A pornografia “atua como uma combinação de múltiplas drogas”, explica Struthers. Conforme afirma o dr. Patrick Carnes, a pornografia é “um relacionamento patológico com experiência de alteração do humor”. O tédio e a curiosidade levam muitos meninos e homens a experiências que se tornam mais como vício de drogas do que, muitas vezes, se admite.

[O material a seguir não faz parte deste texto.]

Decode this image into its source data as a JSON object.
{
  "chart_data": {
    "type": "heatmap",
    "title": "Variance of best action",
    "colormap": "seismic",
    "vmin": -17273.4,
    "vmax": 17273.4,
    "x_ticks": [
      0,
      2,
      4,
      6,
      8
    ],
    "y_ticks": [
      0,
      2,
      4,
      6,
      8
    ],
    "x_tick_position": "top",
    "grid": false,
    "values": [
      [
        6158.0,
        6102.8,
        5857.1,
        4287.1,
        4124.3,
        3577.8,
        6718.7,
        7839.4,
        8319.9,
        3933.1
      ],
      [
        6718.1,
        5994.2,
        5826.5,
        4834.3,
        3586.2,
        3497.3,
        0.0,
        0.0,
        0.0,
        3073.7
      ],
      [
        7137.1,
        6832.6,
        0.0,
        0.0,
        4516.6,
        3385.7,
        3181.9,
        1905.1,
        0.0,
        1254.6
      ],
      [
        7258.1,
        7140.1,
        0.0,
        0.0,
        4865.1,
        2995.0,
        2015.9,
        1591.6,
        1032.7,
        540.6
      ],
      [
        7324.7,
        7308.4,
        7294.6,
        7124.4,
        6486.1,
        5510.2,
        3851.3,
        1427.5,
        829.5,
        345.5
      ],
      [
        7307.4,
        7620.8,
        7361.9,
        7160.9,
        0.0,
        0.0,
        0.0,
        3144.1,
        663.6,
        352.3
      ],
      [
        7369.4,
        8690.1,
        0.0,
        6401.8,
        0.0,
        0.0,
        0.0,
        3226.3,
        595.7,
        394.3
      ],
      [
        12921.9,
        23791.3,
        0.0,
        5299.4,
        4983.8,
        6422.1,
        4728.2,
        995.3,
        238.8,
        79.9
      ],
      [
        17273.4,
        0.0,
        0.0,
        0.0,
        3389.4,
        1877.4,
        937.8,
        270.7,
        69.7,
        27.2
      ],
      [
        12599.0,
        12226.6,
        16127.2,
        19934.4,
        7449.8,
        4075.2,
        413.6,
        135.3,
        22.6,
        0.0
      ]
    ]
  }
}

Por que os homens em vez das mulheres? Como explica Struthers, o cérebro da mulher e do homem é feito de formas diferentes. “O cérebro de um homem é um mosaico sexual influenciado por níveis de hormônio no útero e, na puberdade, é moldado por sua experiência psicológica”. Com o tempo, a exposição à pornografia leva um homem ou menino mais profundamente “numa superestrada neurológica de mão única onde a vida mental de um homem fica restrita a uma sexualização excessiva. Essa superestrada tem inúmeros acessos de entrada, mas poucas saídas”.

A pornografia é “visualmente magnética” para o cérebro masculino. Struthers apresenta um exame fascinante da neurologia sobre hormônios de prazer sendo conectados e liberados pela experiência de um homem vendo imagens pornográficas. Essas experiências com pornografia e hormônios de prazer criam novos padrões na programação do cérebro, e experiências repetidas formalizam a programação.

E, então, nunca acaba. “Se eu tomo a mesma dose de uma droga repetidas vezes, e meu corpo começa a tolerá-la, precisarei tomar uma dose mais elevada da droga, a fim de que tenha o mesmo efeito que tinha com uma dose mais baixa na primeira vez”, recorda-nos Struthers. Por isso, a experiência de ver pornografia e praticá-la cria uma necessidade cada vez mais intensa, só para alcançar o mesmo nível de prazer no cérebro.

Enquanto os homens são estimulados pelas imagens sexuais do ambiente ao redor deles, a pornografia explícita aumenta o efeito. Struthers compara isso à diferença entre a televisão tradicional e as novas tecnologias de alta definição. Tudo é mais claro, mais explícito e mais estimulante.

Struthers explica isso com força e persuasão: algo sobre a pornografia influencia e arrasta a alma masculina. A influência é fácil de identificar. A forma da mulher nua pode ser hipnotizante. A disposição de uma mulher em participar de um ato sexual e expor sua nudez é sedutora para os homens. A consciência da própria sexualidade, o desejo de saber, experimentar algo como bom brota do profundo do ser masculino. Uma imagem começa a ficar maior em importância quanto mais a olhamos, ganhando força máxima e podendo chegar a um ponto em que nos sentimos como se estivéssemos num caminhão sem freios descendo uma montanha.

Em sua pesquisa, Struthers oferece perspectivas profundas e estratégicas da neurobiologia e psicologia, mas não deixa seu argumento apenas para a neurociência, nem usa a categoria de vício para suavizar a pecaminosidade de ver pornografia.

Os pecadores, naturalmente, procuram um jeito de esconder seu pecado, e a causa biológica é, muitas vezes, citada como meio de evitar a responsabilidade moral. Struthers não compreende assim, e sua perspectiva da pornografia tem base bíblica e teológica. Ele responsabiliza o pecado de ver pornografia naqueles que voluntariamente se tornam consumidores de imagens explícitas. O viciado é responsável por seu vício.

Ao mesmo tempo, qualquer compreensão de como o pecado opera seu mal enganador é uma ajuda para nós, e entender como a pornografia atua na mente masculina é um conhecimento poderoso. A pornografia é um pecado que rouba Deus de sua glória no presente do sexo e sexualidade. Há muito, sabemos que o pecado faz reféns. Conhecemos, agora, outra dimensão de como esse pecado sequestra o cérebro masculino. Conhecimento, como dizem, é poder.